Sin duda alguna tuvo un coste político, yo sabía que me iba a costar, pero no tenía otra alternativa, afirmó Santos en Barranquilla en una entrevista con Efe durante una gira de campaña por el Caribe, donde dejó claro que lo que hizo fue cumplir con la Constitución. El pasado 19 de marzo, Santos retiró a Petro de la alcaldía tras desoír las recomendaciones de la Comisión Interamericana de Derechos Humanos (CIDH), que le había solicitado congelar el fallo dictado en diciembre por el procurador general, Alejandro Ordóñez, por el que destituyó e inhabilitó al alcalde a causa de una crisis de basura.
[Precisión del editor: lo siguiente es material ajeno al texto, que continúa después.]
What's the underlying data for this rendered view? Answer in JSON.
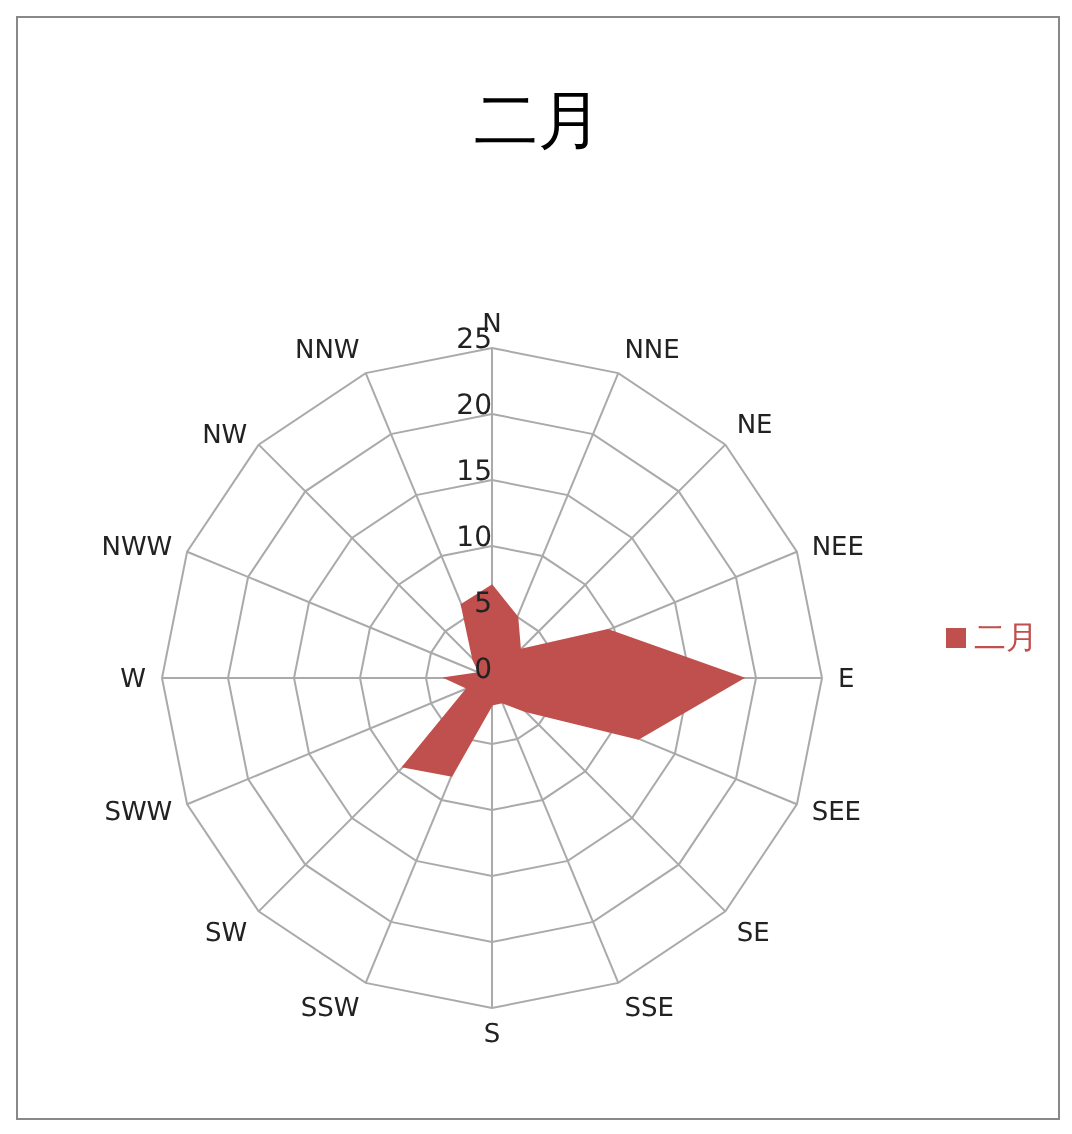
{
  "chart_data": {
    "type": "radar",
    "title": "二月",
    "categories": [
      "N",
      "NNE",
      "NE",
      "NEE",
      "E",
      "SEE",
      "SE",
      "SSE",
      "S",
      "SSW",
      "SW",
      "SWW",
      "W",
      "NWW",
      "NW",
      "NNW"
    ],
    "series": [
      {
        "name": "二月",
        "color": "#c0504d",
        "values": [
          7,
          5,
          3,
          9.5,
          19,
          12,
          3.5,
          2,
          2,
          8,
          9.5,
          2,
          3.5,
          1,
          2,
          6
        ]
      }
    ],
    "ylim": [
      0,
      25
    ],
    "yticks": [
      0,
      5,
      10,
      15,
      20,
      25
    ],
    "grid": true,
    "legend": "right"
  }
}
Esa decisión generó una gran polémica en la capital, que se vio agudizada cuando días después un tribunal ordenó a Santos que lo restituyera.
Petro, del Movimiento Progresistas y exguerrillero del M-19, ganó las elecciones bogotanas en 2011 y desde el inicio apoyó, al igual que sus seguidores, el diálogo entre el Gobierno y las Farc.